By Iding Haidir, 10th June 2020
Iding Hadir, David W. Macdonald & Matthew Linkie
The Sumatran clouded leopard Neofelis diardi diardi, a sub species of the Sunda clouded leopard Neofelis diardi, is an elusive medium-sized wild cat (11–20 kg) whose population and conservation status are often overlooked. In Sumatra, conservation efforts have mostly focused on the Island’s larger and more charismatic mammal species. According to Indonesia’s Ministry of Environment and Forestry regulations, there are four priority species in Sumatra: the Sumatran tiger, rhinoceros, orangutan and elephant. Unfortunately, the clouded leopard is not on this list.
In mid February 2007, my colleagues and I were camera trapping in North Bengkulu, a lowland forest area in south-western Kerinci Seblat National Park, Sumatra’s largest national park and the second largest in Indonesia. I was part of a Sumatran tiger population monitoring project deploying camera traps to study the conservation status of Kerinci Seblat’s tigers and their prey. While there, I decided that one day I would research clouded leopards, by gathering ecological data and investigating the species’ conservation status and population dynamics. My plan was to conduct intensive camera trapping surveys over specific areas within Kerinci Seblat National Park and its surrounding forests. In 2014, I was finally able to start work on this idea.
Prior to our research, studies of the clouded leopard in Sumatra were mostly conducted as part of tiger-centric conservation projects. Our research focused specifically on assessing clouded leopard density and human activities in four areas that were last studied over a decade ago. Our initial aim was to provide up-to-date estimates of clouded leopard density by adding the species’ sex ratio and anthropogenic disturbance into the analyses. However, despite 28,404 camera-trap nights we were unable to obtain sufficient data on both male and female individuals. In 114 independent photographs we were able to identify only 18 individuals. Nevertheless, we were able to update density estimates for the four areas, with 0.8–2.4 individual clouded leopards per 100 km2, similar to that of some other areas within the species’ range. Our field strategy of a large camera-trapping effort over a small area did not help us overcome the main challenge of obtaining photographs of more female clouded leopards (of the 18 individuals only four were females).

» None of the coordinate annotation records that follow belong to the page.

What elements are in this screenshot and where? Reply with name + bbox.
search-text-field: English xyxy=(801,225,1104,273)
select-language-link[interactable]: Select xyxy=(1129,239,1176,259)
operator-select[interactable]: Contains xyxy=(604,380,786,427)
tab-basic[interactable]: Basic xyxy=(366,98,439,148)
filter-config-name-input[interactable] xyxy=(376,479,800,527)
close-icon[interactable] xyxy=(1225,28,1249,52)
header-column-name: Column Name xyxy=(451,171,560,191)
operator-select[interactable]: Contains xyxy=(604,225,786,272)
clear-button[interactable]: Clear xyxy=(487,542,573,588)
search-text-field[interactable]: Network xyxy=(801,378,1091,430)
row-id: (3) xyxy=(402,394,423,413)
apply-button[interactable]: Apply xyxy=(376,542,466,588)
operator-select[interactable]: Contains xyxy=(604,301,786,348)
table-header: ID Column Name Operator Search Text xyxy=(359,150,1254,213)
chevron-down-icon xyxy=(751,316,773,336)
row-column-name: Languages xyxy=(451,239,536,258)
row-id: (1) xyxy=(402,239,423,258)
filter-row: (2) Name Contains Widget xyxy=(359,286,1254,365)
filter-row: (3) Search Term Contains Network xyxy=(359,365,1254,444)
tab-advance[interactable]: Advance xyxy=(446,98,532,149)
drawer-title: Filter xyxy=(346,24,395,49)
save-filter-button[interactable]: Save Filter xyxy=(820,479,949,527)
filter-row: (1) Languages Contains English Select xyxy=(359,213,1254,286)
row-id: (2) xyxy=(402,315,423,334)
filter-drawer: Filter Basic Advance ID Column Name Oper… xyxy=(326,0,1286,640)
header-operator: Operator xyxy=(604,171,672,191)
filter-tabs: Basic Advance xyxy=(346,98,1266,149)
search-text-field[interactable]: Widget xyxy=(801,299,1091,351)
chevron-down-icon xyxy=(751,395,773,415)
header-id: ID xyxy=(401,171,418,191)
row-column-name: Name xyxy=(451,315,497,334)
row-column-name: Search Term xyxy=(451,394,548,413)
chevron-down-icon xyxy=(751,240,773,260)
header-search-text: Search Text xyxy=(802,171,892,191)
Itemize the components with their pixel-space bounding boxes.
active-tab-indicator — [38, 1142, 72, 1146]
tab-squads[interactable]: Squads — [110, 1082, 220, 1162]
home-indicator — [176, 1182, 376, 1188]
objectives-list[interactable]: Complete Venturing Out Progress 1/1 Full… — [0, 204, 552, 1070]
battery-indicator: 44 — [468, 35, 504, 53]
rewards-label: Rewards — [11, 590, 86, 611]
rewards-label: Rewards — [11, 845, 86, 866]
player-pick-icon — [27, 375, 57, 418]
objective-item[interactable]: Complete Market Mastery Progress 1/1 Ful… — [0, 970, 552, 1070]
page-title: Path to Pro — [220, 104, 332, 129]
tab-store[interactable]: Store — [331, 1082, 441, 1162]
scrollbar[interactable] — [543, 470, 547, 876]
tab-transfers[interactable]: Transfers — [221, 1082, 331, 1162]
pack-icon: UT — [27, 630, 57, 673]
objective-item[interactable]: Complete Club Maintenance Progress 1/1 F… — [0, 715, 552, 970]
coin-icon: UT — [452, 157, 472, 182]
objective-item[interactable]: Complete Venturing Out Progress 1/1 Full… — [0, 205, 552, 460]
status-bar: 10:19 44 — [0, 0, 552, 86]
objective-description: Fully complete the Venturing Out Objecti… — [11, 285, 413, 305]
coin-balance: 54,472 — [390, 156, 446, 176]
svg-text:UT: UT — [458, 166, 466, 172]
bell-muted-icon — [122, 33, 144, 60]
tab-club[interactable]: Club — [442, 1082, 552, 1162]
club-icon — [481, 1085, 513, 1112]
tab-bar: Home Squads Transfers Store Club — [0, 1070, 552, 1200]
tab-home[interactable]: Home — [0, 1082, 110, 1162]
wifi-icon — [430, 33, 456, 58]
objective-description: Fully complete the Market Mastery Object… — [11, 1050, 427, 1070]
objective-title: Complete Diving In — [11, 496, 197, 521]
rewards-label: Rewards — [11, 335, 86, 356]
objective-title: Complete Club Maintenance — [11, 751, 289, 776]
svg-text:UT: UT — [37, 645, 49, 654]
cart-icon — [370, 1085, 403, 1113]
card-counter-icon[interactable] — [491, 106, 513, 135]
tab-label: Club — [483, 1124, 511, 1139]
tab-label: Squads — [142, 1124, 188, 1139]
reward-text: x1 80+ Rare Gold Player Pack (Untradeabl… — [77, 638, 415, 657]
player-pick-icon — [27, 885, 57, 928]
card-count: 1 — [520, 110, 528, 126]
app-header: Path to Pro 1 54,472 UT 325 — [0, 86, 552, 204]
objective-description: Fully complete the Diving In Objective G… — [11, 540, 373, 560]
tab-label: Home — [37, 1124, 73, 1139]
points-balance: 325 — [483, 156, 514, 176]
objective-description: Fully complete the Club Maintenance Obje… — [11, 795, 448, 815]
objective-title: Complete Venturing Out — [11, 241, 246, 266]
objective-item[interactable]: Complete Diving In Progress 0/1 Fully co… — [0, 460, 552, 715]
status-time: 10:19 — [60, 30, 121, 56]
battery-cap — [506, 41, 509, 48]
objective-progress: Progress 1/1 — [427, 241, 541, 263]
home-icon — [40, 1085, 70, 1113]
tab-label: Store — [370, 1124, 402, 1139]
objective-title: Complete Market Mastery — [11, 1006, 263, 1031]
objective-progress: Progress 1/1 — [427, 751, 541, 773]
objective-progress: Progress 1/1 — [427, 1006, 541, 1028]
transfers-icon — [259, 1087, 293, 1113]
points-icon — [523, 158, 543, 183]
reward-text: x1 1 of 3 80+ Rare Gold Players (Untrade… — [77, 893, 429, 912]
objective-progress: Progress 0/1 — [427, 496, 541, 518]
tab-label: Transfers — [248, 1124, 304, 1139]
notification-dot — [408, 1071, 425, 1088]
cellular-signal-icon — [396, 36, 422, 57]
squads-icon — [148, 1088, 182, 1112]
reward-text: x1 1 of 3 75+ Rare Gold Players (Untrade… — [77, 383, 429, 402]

Our camera traps also photographed bird, tiger and ungulate poachers, collectors of non-timber forest products and fishers. These records confirm the presence of Sumatra’s top predator but also add another threat to the existing pressures that clouded leopards, their prey, and their habitats face. Although our patrol team has recorded a few instances of clouded leopard illegal hunting and trade, their population has not been directly threatened by poaching. However, prey depletion and habitat alteration continue to affect the species’ population and ranges.
Improvements in field techniques and statistical methods for mammal research offers a great opportunity to investigate the ecology, and improve the conservation, of understudied tropical species. With the publication of this article, we call on our peers, colleagues and stakeholders who hold data on the clouded leopard, especially for Sumatra and Kalimantan, to share and analyse the data collaboratively, for greater Sunda clouded leopard conservation benefits and conservation interventions throughout its range, both in Indonesia and Malaysia.
The article Sunda clouded leopard densities and human activities in the humid evergreen rainforests of Sumatra is available in Oryx—The International Journal of Conservation.